I would like to share seven points, from personal experience and building on the advice proffered by Dr. John C. Maxwell in the Maxwell Leadership Bible that can help you stay motivated and thrive in trying times in the workplace. The underlying principle of the steps is that the best form of motivation is not external, but internal motivation.
1. Say a Prayer
When times of change or trying times come, pray for wisdom and guidance. Many times, we let the pressure get to us so much that we do not remember to truly pray for help. It is advisable that prayer also involves meditating upon lessons to be learnt from the trying times. In one previous experience, I felt God wanted me to learn deeper depths of humility and higher heights of patience in the workplace. I learnt new lessons and was better prepared for my next career role.
2. Have a Purpose
When all around you at work appears to be crashing, a compelling purpose would keep you going. Each time I take on a new role or changing times come, beyond the standard key KPIs, I prayerfully set a personal goal that keeps me going even when the work atmosphere becomes polluted. In a previous role, it was to help raise individual and ultimately corporate performance levels, and double the size of the business within two years. In another, it was to help prepare colleagues for a difficult period of change and keep their spirits up through a depressing time. Light shines best in darkness.
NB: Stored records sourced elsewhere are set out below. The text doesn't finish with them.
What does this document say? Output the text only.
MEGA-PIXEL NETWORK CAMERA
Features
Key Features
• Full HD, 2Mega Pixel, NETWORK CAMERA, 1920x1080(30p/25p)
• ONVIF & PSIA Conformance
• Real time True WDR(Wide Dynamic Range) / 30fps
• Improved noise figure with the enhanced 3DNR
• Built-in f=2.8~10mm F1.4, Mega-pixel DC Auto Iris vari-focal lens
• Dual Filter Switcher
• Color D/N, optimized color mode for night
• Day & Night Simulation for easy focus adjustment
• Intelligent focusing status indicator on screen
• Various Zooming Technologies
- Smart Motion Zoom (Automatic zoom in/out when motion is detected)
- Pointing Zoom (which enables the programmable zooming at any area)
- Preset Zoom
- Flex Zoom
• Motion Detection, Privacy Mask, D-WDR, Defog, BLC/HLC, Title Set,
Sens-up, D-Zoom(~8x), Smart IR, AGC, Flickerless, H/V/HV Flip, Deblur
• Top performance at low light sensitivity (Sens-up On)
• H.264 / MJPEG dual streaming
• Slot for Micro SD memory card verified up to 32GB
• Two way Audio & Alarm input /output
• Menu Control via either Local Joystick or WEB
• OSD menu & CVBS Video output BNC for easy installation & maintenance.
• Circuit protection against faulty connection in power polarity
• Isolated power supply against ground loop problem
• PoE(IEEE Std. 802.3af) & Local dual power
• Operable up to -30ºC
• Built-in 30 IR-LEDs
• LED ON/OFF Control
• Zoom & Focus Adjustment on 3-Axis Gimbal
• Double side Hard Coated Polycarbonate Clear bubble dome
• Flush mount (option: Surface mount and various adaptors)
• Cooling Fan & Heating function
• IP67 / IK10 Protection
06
Let your light so shine…
3. Chart a Path
Having established the compelling purpose, develop the road-map or plan to achieve your goals. Preparation is crucial. Even gamblers and lottery players have some kind of plan. When the workplace becomes really trying, a well-thought through plan, divided into manageable parts, increases the chances of sustaining or increasing motivation levels.
4. Work with Passion
It is not enough to plan your work; in order to thrive, you must work your plan, or in other words, put your plan to work. In difficult times, inertia can set in. That’s when you need to dip into your inner reserves. Trying times require extra doses of pro-activeness. To borrow from sporting kits giant Nike, even when you do not feel like it, strive to Just do it. Self-discipline is crucial. It’s about winning the inner game. Do what is right despite how you feel, or what others say or do. Keep going! Although one tree may not make a forest, one tree can start a forest. Strive to be the best you can be.
5. Keep clear Perspective
Through the challenges, stay focused and keep faith. Keep your head when others are losing theirs. Focus on the goals not the obstacles. Do things that refresh your mind. When my mind gets cluttered because of issues at work, I go for walks. The Scriptures, for example Psalm 37, contain great nuggets that provide encouraging perspectives through trying times in the workplace.
6. Have cheering Partners
In ordinary times, it is important to have mentors, sounding boards, sharpening irons or encouragers. It is even more critical and can be career-saving in trying times. We all go through difficult times in the workplace, and we should never feel that we are in it alone, or that no one else has gone through what we are going through. Share your concerns wisely with trustworthy people, but do not form ‘griping’ committees about the issues you face in the workplace.
7. Cultivate Patience
Don’t be like the man who prayed to God, ‘Lord, give me patience, and I need it now!’. In the workplace, stuff happens that tries our souls. Increase your capacity to be patient. Keep your spirit up. Better days ahead.
PS. This is an abridged version of an article that first appeared in Gem man magazine.